For developers planning to develop TV-based applications Skype lays out an entire etiquette under the topic “Design for TV: Skype on Your TV: A 6-Step Guide for Success” (you have to be a registered developer to see the entire guide):
What Makes TVs Different?
Despite recent advances, a television remains a primarily passive device—we watch it for extended periods of time rather than use it to converse, surf the Web, or run other software applications. And we rarely appreciate being interrupted when watching our favorite show!
Amber MacArthur, a Toronto-based social media guru (and author of the AmberMac test for Skype), is a frequent and long time user of Skype video, both for family calls and her participation on various video podcasts. Recently she was preparing to participate in an upcoming Fast Company show and received from her husband, Chris Dick (a video production expert), a list of things to remember when setting up for a web video conversation. She subsequently posted them in an extended Facebook post:
Here they are – please let me know if you have anything else to add to the list (I like #5 the best;):
1. Have a USB headset/microphone combination for maximum effect – failing that, use a pair of earbuds.
2. If you are using the on-board microphone, find a quieter location than a loud coffee shop or central office hub, both to minimize noise and possible colleague/passerby interference
3. If there is a large window or other light source, position yourself so YOU can look at it – rather than have it behind you, you don’t want to be backlit.

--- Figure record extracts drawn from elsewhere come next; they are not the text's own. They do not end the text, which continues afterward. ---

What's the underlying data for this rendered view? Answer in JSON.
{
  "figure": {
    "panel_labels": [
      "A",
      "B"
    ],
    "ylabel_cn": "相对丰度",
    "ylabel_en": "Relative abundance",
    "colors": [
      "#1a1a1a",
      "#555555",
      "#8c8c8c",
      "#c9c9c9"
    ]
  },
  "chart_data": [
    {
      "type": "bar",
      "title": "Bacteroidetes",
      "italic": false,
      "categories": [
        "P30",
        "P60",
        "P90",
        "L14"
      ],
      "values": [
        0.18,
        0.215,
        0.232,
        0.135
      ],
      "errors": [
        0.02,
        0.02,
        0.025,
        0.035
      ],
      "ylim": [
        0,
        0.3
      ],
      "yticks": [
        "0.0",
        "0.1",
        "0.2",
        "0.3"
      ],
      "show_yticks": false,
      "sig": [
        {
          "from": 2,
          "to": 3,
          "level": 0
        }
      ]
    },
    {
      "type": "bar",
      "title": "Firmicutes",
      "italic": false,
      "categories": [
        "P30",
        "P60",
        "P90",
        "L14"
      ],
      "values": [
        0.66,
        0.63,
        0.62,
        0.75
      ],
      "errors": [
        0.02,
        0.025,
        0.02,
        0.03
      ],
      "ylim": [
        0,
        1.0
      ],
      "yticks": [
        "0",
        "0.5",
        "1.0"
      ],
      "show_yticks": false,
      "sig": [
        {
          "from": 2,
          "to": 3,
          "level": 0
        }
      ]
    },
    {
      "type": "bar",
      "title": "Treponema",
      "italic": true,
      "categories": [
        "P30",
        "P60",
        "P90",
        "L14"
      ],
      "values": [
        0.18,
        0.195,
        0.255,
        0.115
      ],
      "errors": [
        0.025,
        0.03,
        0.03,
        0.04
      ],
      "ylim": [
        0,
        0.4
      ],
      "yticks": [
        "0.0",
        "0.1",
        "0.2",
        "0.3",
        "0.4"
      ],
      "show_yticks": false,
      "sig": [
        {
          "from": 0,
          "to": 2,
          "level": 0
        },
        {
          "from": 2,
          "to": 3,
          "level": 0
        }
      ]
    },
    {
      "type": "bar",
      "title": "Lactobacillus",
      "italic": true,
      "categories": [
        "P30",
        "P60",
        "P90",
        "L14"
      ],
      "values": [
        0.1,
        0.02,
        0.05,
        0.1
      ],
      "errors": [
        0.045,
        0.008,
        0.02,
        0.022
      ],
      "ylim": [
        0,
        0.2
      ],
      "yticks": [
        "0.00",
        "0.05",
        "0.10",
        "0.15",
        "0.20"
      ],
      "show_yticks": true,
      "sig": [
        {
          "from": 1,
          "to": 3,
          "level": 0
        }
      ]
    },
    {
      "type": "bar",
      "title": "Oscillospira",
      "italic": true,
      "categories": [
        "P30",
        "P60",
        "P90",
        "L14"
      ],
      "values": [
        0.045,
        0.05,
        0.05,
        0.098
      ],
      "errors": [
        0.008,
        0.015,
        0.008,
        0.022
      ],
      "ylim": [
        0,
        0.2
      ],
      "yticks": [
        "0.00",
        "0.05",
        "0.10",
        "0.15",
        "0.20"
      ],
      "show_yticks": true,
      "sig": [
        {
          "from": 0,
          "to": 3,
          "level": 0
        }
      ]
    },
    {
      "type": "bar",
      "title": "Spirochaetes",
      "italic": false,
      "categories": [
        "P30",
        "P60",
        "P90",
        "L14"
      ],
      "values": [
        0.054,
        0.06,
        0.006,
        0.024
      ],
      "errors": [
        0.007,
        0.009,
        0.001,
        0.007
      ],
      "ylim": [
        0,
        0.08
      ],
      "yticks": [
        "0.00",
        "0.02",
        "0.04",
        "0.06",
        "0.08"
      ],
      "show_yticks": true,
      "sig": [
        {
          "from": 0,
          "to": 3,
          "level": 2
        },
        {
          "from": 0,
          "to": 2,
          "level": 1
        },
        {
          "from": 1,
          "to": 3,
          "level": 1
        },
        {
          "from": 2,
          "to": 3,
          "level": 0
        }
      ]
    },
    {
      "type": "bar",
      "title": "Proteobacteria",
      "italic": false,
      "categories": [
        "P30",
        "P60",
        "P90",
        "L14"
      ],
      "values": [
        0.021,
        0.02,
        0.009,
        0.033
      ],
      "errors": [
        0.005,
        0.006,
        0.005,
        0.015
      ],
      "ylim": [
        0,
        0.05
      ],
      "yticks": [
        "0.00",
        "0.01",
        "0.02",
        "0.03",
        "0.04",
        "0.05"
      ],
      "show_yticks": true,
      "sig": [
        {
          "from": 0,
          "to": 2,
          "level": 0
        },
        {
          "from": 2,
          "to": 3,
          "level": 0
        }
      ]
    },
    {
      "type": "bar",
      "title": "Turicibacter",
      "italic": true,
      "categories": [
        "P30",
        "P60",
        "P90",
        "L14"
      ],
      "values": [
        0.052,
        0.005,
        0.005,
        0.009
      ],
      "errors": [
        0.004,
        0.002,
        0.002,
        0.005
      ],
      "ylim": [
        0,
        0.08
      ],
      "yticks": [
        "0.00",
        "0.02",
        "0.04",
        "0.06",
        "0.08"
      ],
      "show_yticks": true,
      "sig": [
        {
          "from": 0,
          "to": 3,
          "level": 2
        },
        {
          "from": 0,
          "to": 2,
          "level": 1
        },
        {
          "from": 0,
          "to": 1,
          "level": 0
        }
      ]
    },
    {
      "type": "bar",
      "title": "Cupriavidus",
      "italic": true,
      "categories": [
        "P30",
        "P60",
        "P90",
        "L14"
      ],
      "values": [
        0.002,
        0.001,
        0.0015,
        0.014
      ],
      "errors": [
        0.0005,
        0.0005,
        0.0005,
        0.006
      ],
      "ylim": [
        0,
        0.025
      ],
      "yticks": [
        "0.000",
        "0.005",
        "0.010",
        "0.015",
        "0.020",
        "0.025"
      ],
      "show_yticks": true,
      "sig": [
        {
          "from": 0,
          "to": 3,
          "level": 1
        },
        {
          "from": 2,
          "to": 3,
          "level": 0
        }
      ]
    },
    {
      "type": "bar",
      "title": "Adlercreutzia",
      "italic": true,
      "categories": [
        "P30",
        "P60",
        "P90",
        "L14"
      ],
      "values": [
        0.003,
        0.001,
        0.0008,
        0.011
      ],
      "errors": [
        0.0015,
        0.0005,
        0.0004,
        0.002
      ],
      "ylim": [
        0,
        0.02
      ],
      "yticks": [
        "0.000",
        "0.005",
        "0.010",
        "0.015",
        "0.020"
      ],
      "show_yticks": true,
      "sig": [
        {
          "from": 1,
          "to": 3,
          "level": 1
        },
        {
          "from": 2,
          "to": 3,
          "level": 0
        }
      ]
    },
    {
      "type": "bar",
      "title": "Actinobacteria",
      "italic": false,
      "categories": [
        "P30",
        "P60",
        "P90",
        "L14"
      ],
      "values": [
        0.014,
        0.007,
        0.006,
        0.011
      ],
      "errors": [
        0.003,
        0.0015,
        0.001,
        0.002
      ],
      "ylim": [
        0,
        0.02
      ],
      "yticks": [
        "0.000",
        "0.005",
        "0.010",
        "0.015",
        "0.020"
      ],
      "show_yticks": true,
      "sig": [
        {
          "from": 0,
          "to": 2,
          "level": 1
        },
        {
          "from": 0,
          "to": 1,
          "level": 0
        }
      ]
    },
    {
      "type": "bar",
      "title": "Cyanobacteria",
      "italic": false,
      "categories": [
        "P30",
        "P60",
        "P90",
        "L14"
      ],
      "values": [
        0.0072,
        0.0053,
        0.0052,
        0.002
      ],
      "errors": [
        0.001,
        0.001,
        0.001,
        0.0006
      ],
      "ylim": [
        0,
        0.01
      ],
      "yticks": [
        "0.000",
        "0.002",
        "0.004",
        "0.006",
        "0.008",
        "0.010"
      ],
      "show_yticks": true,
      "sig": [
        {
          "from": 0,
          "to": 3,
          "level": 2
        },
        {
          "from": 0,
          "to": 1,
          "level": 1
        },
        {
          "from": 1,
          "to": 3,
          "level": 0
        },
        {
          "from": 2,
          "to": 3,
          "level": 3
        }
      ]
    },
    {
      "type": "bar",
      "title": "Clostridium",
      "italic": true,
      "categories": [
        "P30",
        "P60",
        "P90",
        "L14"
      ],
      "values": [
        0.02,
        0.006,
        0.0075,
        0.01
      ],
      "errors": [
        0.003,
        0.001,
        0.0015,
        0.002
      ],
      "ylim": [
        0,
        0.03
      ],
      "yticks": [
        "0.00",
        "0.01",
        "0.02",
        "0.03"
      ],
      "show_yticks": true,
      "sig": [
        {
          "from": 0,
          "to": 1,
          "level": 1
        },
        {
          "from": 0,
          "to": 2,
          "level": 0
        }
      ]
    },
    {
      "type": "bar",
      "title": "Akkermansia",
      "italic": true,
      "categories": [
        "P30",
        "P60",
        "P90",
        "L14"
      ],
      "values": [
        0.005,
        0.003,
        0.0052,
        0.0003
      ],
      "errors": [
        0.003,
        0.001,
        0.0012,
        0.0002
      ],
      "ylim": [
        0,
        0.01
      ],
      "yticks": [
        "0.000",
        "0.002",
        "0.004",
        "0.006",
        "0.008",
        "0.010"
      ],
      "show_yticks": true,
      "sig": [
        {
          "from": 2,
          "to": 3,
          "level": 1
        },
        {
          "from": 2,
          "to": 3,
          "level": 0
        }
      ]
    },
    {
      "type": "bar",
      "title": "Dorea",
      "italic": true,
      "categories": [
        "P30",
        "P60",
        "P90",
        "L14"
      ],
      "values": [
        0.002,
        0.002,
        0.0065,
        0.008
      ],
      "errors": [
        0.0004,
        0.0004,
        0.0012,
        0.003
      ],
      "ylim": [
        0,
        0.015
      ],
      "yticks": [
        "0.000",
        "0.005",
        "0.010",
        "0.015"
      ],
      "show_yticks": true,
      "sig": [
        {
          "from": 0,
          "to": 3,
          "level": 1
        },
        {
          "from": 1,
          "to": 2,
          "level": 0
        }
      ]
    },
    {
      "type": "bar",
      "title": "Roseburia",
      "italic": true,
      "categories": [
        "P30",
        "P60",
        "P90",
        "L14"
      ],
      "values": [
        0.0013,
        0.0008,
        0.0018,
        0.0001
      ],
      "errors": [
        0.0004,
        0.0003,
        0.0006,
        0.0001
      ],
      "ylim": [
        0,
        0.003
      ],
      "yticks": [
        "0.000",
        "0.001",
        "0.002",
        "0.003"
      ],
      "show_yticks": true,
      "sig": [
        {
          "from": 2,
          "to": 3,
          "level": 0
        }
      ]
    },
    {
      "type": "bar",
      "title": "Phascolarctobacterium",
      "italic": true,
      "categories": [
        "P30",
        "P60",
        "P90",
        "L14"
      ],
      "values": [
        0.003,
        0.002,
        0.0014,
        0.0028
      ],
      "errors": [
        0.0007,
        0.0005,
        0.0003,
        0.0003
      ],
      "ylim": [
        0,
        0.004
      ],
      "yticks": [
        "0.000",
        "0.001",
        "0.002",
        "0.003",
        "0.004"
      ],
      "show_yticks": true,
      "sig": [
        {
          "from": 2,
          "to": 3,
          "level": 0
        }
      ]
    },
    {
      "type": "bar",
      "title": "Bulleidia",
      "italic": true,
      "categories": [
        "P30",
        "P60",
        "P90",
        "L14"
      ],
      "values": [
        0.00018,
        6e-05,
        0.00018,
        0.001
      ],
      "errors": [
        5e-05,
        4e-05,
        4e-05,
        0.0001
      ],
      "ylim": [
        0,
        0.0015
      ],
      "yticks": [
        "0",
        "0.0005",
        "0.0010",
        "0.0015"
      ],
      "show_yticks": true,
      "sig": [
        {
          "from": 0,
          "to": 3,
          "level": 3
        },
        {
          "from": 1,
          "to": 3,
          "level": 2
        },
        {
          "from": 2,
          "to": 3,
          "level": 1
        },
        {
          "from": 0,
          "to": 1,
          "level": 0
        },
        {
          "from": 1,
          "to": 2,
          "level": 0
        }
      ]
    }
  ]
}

4. If you have an Ethernet connection for your Internet source please take advantage of it; wifi can occasionally be subject to drop outs
5. And lastly pop in a breath mint, you’d be surprised how advanced Skype is now 🙂
Certainly the first four are great tips and reflect my own experiences. However, imputing new features to Skype is an ongoing dialogue, especially for geeks. But this one has to amuse. Definitely not a new feature reported in the recent upgrades to Skype 5.8 for Windows and Skype 5.5 for Mac announced this past week.
Bottom Line: We’ll have to check out the SkypeKit developer information for the Halitosis API. And will we see Skype-certified breath mints on the Skype Store? Is it another intrusion into our privacy?
P.S. – Amber was the pioneer in using Skype for TV broadcasts: Skype Video for “Live On Location” Television – long before Oprah.